Despite these important findings, our study has certain limitations. First, we utilized mobile phone data from only four working days to identify users’ DTAs and NTAs. In future research, the use of data from more extended periods could enhance the reliability of such identifications. Second, the calculation of accessibility relied solely on the number of hospital beds as the supply. For more comprehensive assessments, future studies could incorporate factors such as the number of doctors and hospital floor space to better gauge the supply of hospital facilities. Additionally, this study focused on a single city (Xining), and while the findings are valuable for understanding local healthcare accessibility patterns, the generalizability of the results to other countries or healthcare systems is limited. This limitation should be emphasized, and future research could explore how the methods and findings may apply to other urban contexts with different healthcare infrastructures, transportation systems, and population characteristics. Finally, due to data limitations, particularly the lack of real-time traffic flow and detailed transportation mode data, we were unable to assess how variations in these assumptions might impact the results. Future studies with access to more comprehensive data could incorporate such analyses to improve the robustness and accuracy of the conclusions.
6. Conclusions
In this study, we investigated the impact of the COVID-19 pandemic on fever medical care accessibility utilizing the Gaussian two-step floating catchment area method, which incorporates a dynamic population distribution. Our findings led to the following conclusions. First, for both driving and public transport, the accessibility of fever clinics exhibited a spatial distribution pattern, with higher accessibility in central areas and lower accessibility in the outskirts. As the time threshold increased, the accessibility tended to stabilize, with less variation across the study area. Second, the impact of FVM on fever medical care accessibility varied in space. Notably, the decrease in accessibility was more pronounced in suburban areas than in the central city. Specifically, at 10:00 a.m., for travel conditions of 15 min by car and 30 min by public transport, the accessibility in the suburbs decreased by more than 2.8 times that in the central city. Moreover, the decrease in accessibility was more substantial for public transportation than for driving for 30 min, 45 min, and 60 min time thresholds. Third, for a 15 min drive, the accessibility of fever clinics based on the NTA was overestimated in central areas, but underestimated in suburban areas. Conversely, the accessibility based on the DTA showed the opposite trend. Additionally, when the time threshold was increased to 45 min, the accessibility of the entire study area was underestimated.

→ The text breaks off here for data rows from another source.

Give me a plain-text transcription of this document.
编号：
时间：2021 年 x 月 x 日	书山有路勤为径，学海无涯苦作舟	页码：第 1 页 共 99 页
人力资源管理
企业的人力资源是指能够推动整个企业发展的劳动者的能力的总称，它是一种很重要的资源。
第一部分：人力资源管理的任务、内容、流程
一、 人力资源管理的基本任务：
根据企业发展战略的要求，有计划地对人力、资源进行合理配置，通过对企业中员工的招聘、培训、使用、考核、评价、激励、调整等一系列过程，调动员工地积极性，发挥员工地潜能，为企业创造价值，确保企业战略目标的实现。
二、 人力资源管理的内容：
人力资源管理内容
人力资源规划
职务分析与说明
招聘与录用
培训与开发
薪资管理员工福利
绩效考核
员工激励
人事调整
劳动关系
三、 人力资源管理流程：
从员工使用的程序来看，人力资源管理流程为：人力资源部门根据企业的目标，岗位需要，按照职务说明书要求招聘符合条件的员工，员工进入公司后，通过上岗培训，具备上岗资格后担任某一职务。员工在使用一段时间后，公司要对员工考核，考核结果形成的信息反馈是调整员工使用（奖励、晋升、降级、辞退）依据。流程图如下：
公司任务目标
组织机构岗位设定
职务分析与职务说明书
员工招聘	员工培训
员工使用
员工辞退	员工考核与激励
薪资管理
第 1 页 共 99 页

These conclusions support the hypotheses proposed earlier and underscore the importance of integrating dynamic population data in assessing healthcare accessibility, particularly during crises. By incorporating a real-time population distribution, this study provides valuable insights into optimizing healthcare resource allocation and ensuring equitable access to medical services across all areas, especially in future public health emergencies.